Joel Patrick Courtney

A No-Show at Court

Courtney, at the time a supervisor for a construction cleaning company, was driving a green 1997 Dodge Caravan, a company vehicle, from Portland to Newport, Oregon, to appear for his drunk driving charge on May 24, 2004, the day Brooke Wilberger disappeared. He never arrived at court.

At 1:15 p.m., he called the court and left a message that he'd been delayed, was in Corvallis, and was on his way.

According to Dr. A. Nicholas Groth, in his book Men Who Rape The Psychology of the Offender: "Rape is always and foremost an aggressive act. In some offenses, the assault appears to constitute a discharge of anger; it becomes evident that the rape is the way the offender expresses and discharges a mood state of intense anger, frustration, resentment, and rage. In other offenses, the aggression seems to be reactive; that is, when the victim resists the advances of her assailant, he retaliates by striking, hitting, or hurting her in some way. Hostility appears to be quickly triggered or released, sometimes in a clear, consciously experienced stage of anger, or in other cases, in what appears to be a panic state. In still other offenses, the aggression becomes expressed less as an anger motive and more as a means of dominating, controlling, and being in charge of the situation an expression of mastery and conquest. And in a fourth vicissitude, the aggression itself becomes eroticized so that the offender derives pleasure from both controlling his victim and hurting her/him an intense sense of excitement and pleasure being experienced in this context whether or not actual sexual contact is made. These variations on the theme of aggression are not mutually exclusive, and, in any given instance of rape, multiple meanings may be expressed in regard to both the sexual and the aggressive behaviors." 

Book cover: Men Who Rape
Book cover: Men Who Rape

If Courtney were particularly stressed over his upcoming court date, perhaps he had an idea of what could take the edge off that anxiety.

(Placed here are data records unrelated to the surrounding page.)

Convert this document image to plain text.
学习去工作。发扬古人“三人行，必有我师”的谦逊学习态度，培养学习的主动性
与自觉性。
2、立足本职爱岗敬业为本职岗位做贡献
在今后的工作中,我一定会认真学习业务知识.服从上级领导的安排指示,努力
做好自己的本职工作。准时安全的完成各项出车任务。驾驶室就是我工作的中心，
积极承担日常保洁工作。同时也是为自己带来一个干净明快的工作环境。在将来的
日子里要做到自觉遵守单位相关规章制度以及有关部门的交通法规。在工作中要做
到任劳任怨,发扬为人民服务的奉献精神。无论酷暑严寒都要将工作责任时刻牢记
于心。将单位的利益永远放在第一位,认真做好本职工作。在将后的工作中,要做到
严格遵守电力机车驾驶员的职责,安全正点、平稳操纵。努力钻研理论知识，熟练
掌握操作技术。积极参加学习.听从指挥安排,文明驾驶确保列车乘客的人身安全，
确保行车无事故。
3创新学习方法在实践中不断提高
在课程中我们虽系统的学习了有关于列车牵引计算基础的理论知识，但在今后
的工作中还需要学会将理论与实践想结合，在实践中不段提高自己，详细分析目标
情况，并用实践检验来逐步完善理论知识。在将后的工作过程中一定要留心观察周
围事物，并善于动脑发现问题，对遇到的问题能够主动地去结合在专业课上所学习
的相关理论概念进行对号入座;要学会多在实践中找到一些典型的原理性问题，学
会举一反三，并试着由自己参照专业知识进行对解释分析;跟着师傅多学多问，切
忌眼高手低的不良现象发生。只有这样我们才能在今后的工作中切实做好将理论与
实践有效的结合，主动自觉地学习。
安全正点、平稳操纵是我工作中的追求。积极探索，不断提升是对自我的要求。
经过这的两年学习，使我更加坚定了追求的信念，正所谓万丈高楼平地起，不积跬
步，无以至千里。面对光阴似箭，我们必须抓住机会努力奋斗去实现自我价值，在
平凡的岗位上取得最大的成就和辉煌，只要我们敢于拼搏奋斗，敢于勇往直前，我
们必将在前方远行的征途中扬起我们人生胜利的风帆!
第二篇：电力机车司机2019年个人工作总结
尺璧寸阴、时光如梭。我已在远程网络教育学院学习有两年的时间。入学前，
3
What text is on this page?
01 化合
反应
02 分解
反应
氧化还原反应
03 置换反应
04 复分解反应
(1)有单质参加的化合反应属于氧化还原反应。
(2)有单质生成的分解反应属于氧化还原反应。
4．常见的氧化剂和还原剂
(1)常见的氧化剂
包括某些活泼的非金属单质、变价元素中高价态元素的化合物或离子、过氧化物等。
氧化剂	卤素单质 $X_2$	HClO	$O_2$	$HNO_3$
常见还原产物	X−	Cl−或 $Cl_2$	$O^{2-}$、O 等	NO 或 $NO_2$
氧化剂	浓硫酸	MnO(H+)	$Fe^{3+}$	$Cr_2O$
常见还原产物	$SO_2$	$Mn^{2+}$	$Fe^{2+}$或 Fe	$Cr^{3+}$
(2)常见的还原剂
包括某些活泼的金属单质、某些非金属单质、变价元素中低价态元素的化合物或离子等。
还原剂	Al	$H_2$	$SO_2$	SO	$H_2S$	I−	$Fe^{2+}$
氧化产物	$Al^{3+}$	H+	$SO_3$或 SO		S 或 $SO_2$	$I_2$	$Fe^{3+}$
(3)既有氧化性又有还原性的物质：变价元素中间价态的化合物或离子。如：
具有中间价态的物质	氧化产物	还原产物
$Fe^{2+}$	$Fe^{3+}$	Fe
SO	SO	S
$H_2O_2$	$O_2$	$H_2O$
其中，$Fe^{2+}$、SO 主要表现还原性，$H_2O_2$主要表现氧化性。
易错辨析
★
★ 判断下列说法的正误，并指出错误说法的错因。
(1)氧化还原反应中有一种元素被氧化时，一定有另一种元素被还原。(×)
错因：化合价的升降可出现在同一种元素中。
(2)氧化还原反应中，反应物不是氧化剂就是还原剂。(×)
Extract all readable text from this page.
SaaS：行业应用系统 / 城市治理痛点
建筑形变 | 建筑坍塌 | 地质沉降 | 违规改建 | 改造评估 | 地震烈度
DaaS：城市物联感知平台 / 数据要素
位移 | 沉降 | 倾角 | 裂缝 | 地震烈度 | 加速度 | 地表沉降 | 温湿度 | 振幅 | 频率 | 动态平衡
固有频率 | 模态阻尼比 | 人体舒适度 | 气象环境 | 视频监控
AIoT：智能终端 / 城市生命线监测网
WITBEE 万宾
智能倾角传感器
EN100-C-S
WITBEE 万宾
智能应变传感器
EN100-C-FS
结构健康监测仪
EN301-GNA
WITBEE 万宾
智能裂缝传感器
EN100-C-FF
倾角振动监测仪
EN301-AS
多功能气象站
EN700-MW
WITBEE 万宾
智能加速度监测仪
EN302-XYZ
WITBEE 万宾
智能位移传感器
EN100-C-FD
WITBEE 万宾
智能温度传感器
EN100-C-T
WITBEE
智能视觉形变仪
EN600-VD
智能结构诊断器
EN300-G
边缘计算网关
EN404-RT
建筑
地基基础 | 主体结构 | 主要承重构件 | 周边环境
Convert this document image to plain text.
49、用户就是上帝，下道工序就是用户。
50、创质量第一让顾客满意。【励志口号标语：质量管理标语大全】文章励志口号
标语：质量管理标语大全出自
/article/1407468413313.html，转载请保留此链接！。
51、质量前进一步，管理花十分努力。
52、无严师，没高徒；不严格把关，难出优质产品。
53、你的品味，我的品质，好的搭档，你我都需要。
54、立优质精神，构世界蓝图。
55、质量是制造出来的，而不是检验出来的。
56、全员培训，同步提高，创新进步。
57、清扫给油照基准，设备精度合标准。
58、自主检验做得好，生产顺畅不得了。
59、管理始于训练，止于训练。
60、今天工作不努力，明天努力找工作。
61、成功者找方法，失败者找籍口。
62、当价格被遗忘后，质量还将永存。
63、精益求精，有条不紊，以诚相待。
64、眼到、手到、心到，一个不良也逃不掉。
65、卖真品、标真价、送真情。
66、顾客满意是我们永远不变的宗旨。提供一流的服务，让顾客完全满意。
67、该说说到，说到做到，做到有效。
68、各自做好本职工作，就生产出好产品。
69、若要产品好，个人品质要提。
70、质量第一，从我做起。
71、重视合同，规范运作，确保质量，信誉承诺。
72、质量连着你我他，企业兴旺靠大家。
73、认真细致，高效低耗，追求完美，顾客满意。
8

Groth goes on to say about those who rape in anger: "Typically, such an offender reports that he did not anticipate committing a rape. It was not something he fantasized or thought about beforehand - it was, instead, something that happened on the spur of the moment."

So that green minivan that Brian saw "driving recklessly" at or around the time of Brooke's disappearance took on a whole new meaning and a new priority level for the police.